Current as of: 2009
(a) The commissioner may make an examination of the affairs of any health maintenance organization or medicare provider organization and providers with whom such organization has contracts, agreements or other arrangements as often as the commissioner deems it necessary for the protection of the interests of the people of this state but not less frequently than once every three years.
(b) At least once every three years and at such other times as the commissioner may require, a health maintenance organization or medicare provider organization shall obtain an on-site quality of care assessment by an independent quality review organization acceptable to the commissioner for the purpose of evaluating levels of health care delivery according to industry standards as prevailing from time to time. The findings of said independent quality review organization shall be expressed by it in a written opinion relating to the general quality of care provided by the health maintenance organization or medicare provider organization and its related contractors of health care services. Failure to obtain such quality of care assessment or the rendering of an unfavorable opinion by the independent quality review organization shall give the commissioner cause to institute action in accordance with K.S.A. 40-3205, 40-3206 or 40-3207, and amendments thereto.
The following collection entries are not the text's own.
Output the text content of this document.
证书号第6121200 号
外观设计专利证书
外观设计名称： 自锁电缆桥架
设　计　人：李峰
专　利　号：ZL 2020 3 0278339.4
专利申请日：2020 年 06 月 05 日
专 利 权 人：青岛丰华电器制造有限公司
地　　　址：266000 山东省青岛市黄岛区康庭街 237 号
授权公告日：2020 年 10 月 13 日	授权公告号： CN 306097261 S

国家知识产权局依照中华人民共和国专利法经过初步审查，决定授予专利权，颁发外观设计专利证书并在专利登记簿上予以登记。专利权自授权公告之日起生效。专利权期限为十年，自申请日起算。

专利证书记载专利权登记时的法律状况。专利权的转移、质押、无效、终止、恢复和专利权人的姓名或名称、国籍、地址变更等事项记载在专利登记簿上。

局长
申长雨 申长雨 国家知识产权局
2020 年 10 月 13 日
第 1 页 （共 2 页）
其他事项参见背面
(c) Every health maintenance organization or medicare provider organization and any of the medicare provider organization providers shall submit its books and records relating its operation to such examinations. Medical records of individuals and records of providers under a contract to the health maintenance organization or medicare provider organization shall be subject to such examination, but the identity of patients shall not be disclosed in any report to the commissioner or the commissioner's agents or representatives. For the purpose of examinations, the commissioner may administer oaths to, and examine the officers and agents of the health maintenance organization or medicare provider organization and the principals of such providers.
(d) The fees and expenses of examinations under this section shall be assessed against the organization being examined and remitted to the commissioner. The fees and expenses of the commissioner shall be in accordance with K.S.A. 40-223, and amendments thereto.
(e) In lieu of such examination, the commissioner may accept the report of an examination made by the appropriate examining agency or official of another state or agency of the federal government.
History: L. 1974, ch. 181, § 11; L. 1975, ch. 462, § 52; L. 1987, ch. 175, § 1; L. 1998, ch. 174, § 20; July 1.